PBIS is based on Behavioral Science principles of the ’60s. The basic (and very simplified science behind it) is that for every action, there is a consequence. If you reward or reinforce the behaviors you want, they will increase. If you ignore or punish the behaviors you don’t want they will decrease.
This Science (or versions of it) have been pitched to school districts since the ’80s. Those color charts that were all the rage in ’90s classrooms? Born of the PBIS craze. Sticker charts? You can also blame PBIS. Or can you?
The issue may not be so much the science behind PBIS, but rather how school districts pitch it to their teachers, and then how those teachers decide to implement in their classrooms. Changing a student’s color based on behavior, for instance? In theory, a good idea. In practice, public shaming for kids struggling to fit into the traditional education system.
And that’s a problem. When PBIS is pitched to districts and teachers, it’s pitched as the solution to their behavior problems. And who has behavior problems in the classroom? The kids who struggle to fit within the traditional educational system.

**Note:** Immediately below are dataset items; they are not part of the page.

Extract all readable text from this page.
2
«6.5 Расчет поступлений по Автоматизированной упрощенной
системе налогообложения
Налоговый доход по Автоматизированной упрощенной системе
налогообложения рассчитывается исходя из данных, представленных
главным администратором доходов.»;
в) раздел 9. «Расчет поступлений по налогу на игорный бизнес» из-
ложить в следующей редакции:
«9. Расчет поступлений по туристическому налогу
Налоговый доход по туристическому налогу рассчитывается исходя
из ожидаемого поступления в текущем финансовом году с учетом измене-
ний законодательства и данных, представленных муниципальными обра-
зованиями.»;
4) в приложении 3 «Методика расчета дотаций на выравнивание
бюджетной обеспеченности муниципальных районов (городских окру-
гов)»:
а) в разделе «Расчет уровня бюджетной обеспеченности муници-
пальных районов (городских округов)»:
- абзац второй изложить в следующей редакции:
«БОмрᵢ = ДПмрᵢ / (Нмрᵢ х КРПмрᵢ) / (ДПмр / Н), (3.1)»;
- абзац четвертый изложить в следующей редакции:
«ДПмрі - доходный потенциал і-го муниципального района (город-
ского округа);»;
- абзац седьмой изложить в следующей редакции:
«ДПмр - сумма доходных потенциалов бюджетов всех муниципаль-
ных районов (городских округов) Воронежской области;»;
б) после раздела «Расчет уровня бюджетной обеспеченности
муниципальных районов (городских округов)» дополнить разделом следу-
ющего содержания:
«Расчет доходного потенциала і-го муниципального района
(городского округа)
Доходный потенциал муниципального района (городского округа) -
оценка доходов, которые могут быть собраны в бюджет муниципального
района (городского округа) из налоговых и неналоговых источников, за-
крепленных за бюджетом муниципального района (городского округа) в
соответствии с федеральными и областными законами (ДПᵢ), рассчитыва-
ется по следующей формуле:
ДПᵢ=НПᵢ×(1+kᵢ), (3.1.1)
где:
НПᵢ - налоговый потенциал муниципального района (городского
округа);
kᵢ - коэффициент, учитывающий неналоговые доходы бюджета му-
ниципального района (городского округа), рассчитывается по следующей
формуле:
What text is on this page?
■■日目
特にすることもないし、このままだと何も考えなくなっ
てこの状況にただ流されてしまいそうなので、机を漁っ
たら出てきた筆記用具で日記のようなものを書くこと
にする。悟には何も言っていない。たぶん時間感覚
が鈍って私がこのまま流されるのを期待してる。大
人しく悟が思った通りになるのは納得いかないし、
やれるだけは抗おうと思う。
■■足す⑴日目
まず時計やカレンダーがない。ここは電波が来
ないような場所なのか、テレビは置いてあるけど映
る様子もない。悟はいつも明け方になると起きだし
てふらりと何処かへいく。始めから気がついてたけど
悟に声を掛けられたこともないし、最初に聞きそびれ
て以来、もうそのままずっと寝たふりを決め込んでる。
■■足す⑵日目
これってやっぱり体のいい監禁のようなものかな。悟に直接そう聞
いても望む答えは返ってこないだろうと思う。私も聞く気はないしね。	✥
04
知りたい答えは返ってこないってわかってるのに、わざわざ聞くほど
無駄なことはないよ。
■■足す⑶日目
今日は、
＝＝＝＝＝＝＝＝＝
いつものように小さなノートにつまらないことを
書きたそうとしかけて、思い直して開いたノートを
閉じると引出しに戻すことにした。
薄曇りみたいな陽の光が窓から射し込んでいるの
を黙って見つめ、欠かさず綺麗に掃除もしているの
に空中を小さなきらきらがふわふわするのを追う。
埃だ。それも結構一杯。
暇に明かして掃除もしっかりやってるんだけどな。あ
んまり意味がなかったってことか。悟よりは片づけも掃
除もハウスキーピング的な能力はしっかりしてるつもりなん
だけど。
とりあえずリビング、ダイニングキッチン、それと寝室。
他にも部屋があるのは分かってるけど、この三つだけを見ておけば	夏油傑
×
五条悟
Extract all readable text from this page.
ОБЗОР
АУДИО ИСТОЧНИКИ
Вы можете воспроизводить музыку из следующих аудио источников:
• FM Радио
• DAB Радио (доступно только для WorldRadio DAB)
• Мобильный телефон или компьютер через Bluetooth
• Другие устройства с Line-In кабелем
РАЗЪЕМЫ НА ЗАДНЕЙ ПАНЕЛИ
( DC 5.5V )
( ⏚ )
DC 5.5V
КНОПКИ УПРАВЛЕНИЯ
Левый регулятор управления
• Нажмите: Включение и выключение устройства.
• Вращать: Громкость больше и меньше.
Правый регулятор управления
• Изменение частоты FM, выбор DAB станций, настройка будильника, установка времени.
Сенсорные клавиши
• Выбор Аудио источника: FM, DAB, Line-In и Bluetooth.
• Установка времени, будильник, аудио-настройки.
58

PBIS itself is a three-tiered system set up to catch those struggling kids before they can struggle. The first tier is school-wide. It consists of clearly defined rules, explicitly taught expectations and a clear set of consequences. Data is kept to see if students need tier two interventions.
Tier two interventions include tier one (since it is school-wide) but at-risk students are monitored more closely for progress, home to school communication increases and students may be put on a personal data tracking form to self-monitor their behavior.
Tier three includes tier-one & two interventions, plus a functional behavior plan is conducted and a behavior intervention plan may be put in place. The behavior intervention plan should focus on antecedent strategies (ways to prevent the behavior) but should also include clear consequences to the behavior.
So, does the research show that the PBIS framework is effective? Yes, when it is implemented correctly and with fidelity. Are people still against it? Also yes.
One of the main concerns with PBIS (and if we’re being honest with ABA in general) is that it does not teach students to think for themselves, but rather to simply comply. Should we be taking students who are struggling with the traditional school environment and teach them to simply comply with it? Or should we provide a better school environment for them?
Secondary to that concern is that PBIS is a system of rewards. The argument seems to be that students come to expect something every time they follow the rules, turn their homework in on time, or don’t harass the teacher. They become so dependent on extrinsic rewards that they stop being motivated by intrinsic ones. This is extremely damaging because the world does not work on extrinsic rewards.
Or does it? Payday, casual Friday wear, bonuses, company parties, stock shares, company discounts, coupons, and the ability to pay your bills are all extrinsic. Some people just REALLY hate their jobs like some students just REALLY hate school. But they continue to go because they like paying their bills and having health insurance.
At some point we are going to have to acknowledge that we are all motivated by some extrinsic reward.